Preprints, full text, PDFs, or conference abstracts are linked where available.

29th ACM SIGKDD Conference on Knowledge Discovery and Data Mining: Graph learning in physical-informed mesh-reduced space for real-world dynamic systems – Yeping Hu, Bo Lei, Victor M. Castillo

IEEE Transactions on Computers:

Joint Statistical Meetings (JSM2023): Enforcing hierarchical label structure for multiple object detection in remote sensing imagery – Laura Wendelberger, Cindy Gonzales, Wesam Sakla

Journal of Chemical Theory and Computation: Machine learning-driven multiscale modeling: bridging the scales with a next-generation simulation infrastructure – Helgi Ingólfsson, Tomas Oppelstrup, Timothy Carpenter, Sergio Wong, Xiaohua Zhang, Joseph Chavez, Brian Van Essen, Peer-Timo Bremer, James Glosli, Felice Lightstone, Frederick Streitz, with colleagues from Los Alamos National Laboratory and San Jose State University (Image at left: Lipid densities and coarse-grained placements from a continuum simulation.)

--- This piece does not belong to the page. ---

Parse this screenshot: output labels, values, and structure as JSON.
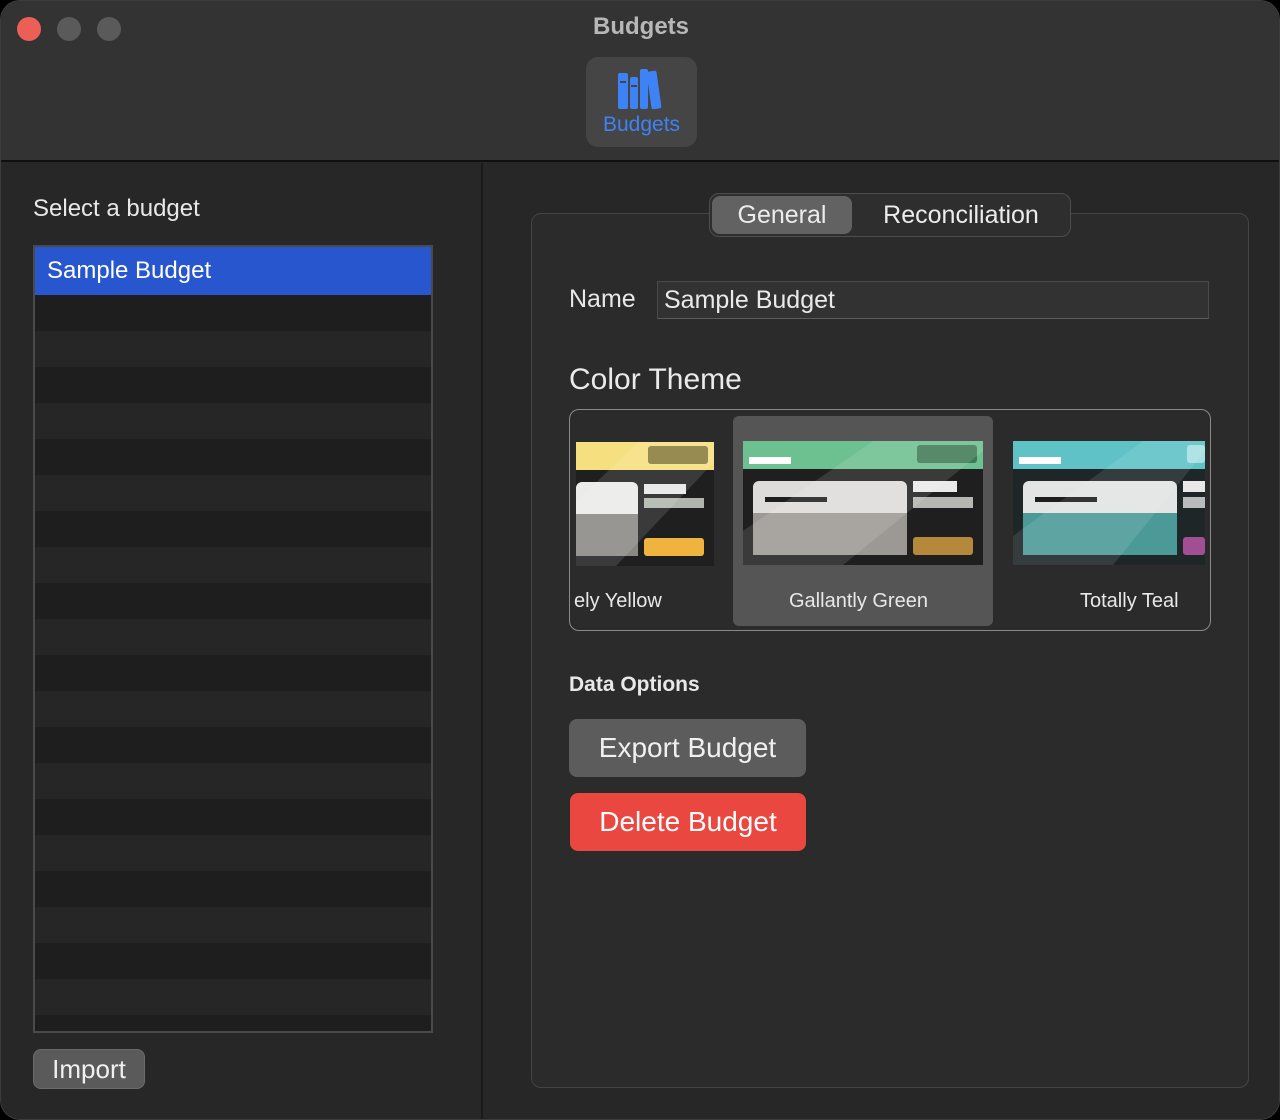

Journal of Computational Physics: Accelerating discrete dislocation dynamics simulations with graph neural networks – Nicolas Bertin, Fei Zhou


Joyce Ho’s portrait next to the seminar series icon

Seminar Explores Tensor Factorization in Biomedical Scenarios

At the DSI’s July 28 seminar, Dr. Joyce Ho from Emory University presented “Tensor Factorization for Biomedical Representation Learning.” She explained how tensors can succinctly capture patient representations from electronic health records to deal with missing and time-varying measurements while providing better predictive power than deep learning models. Ho also discussed how tensor factorization can be used for learning node embeddings for both dynamic and heterogeneous graphs, and illustrated their use for automating systematic reviews.

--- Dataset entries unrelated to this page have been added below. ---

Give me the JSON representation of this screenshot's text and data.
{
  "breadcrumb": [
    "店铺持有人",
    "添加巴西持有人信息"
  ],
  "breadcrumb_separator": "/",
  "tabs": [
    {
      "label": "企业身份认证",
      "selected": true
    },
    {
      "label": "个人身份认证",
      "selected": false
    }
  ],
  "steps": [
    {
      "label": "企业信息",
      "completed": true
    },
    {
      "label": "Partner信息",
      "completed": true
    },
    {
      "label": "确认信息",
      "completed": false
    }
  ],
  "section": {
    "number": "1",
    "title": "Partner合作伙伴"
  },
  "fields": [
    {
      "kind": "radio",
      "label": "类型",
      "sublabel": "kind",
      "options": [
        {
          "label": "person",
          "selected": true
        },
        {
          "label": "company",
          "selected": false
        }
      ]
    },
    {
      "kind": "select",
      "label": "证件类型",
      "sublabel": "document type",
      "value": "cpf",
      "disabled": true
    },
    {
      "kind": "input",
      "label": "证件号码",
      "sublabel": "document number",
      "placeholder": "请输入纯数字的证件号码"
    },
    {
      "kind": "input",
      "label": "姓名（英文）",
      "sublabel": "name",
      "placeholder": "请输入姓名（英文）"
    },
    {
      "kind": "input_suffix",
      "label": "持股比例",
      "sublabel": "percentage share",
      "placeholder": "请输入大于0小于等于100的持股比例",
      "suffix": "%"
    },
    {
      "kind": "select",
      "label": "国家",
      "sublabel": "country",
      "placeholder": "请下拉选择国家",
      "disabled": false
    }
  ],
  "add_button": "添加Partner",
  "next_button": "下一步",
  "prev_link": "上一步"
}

Ho is an Associate Professor in the Computer Science Department at Emory University. She received her PhD in Electrical and Computer Engineering from the University of Texas at Austin. Her research focuses on the development of novel machine learning algorithms to address problems in healthcare such as identifying patient subgroups or phenotypes, integration of new streams of data, fusing different modalities of data, and dealing with conflicting expert annotations.

The next seminar will be held on September 7. Dr. Doug Bowman from Virginia Tech will present “Quantifying the Benefits of Immersion in Virtual Reality.” Speakers’ biographies and abstracts are available on the seminar series web page, and many recordings are posted to the YouTube playlist. To become or recommend a speaker for a future seminar, or to request a WebEx link for an upcoming seminar if you’re outside LLNL, contact datascience [at] llnl.gov (datascience[at]llnl[dot]gov).

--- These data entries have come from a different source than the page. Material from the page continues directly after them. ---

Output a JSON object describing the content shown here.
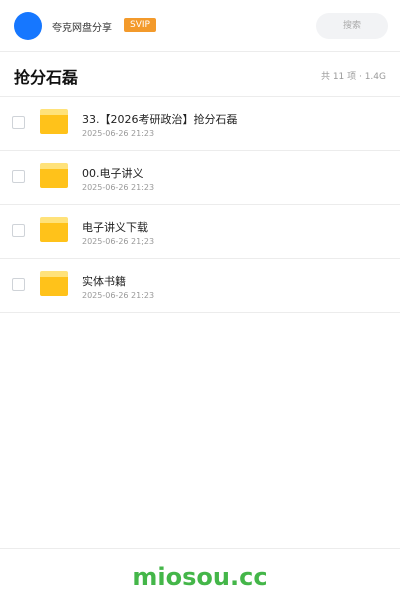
{
  "header": {
    "app_name": "夸克网盘分享",
    "badge": "SVIP",
    "search_placeholder": "搜索"
  },
  "folder": {
    "title": "抢分石磊",
    "meta": "共 11 项 · 1.4G"
  },
  "items": [
    {
      "name": "33.【2026考研政治】抢分石磊",
      "date": "2025-06-26 21:23",
      "icon": "folder-icon"
    },
    {
      "name": "00.电子讲义",
      "date": "2025-06-26 21:23",
      "icon": "folder-icon"
    },
    {
      "name": "电子讲义下载",
      "date": "2025-06-26 21;23",
      "icon": "folder-icon"
    },
    {
      "name": "实体书籍",
      "date": "2025-06-26 21:23",
      "icon": "folder-icon"
    }
  ],
  "footer": {
    "brand": "miosou.cc"
  },
  "colors": {
    "accent": "#1677ff",
    "badge": "#f39a2b",
    "folder": "#ffc21a",
    "brand": "#44b649"
  }
}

Andrew Gillette’s portrait next to the highlights icon

Meet an LLNL Data Scientist

Andrew Gillette’s mathematics career has evolved from pure theory to applied math, and now it also includes machine learning, cognitive simulation, and other data science techniques. The intersection of these fields poses interesting questions and unique possibilities. He states, “Large numerical datasets appear all over the Lab and in all kinds of sciences, so one challenge is figuring out the right approach for modeling the data. How much data do you need, and is the data you already collected enough?” With projects ranging from implicit neural representations in 3D visualization to artificial intelligence in space science, Gillette says a mathematical perspective is necessary in data-driven problems and among LLNL’s multidisciplinary teams. This summer he is mentoring a student who is using reinforcement learning to guide adaptive mesh refinement. “Whether it’s through publications, the code I write, or people I mentor, my work at the Lab will have an impact,” he notes. Gillette holds a PhD in Mathematics from the University of Texas at Austin. He was a tenured professor at the University of Arizona before joining LLNL in 2019.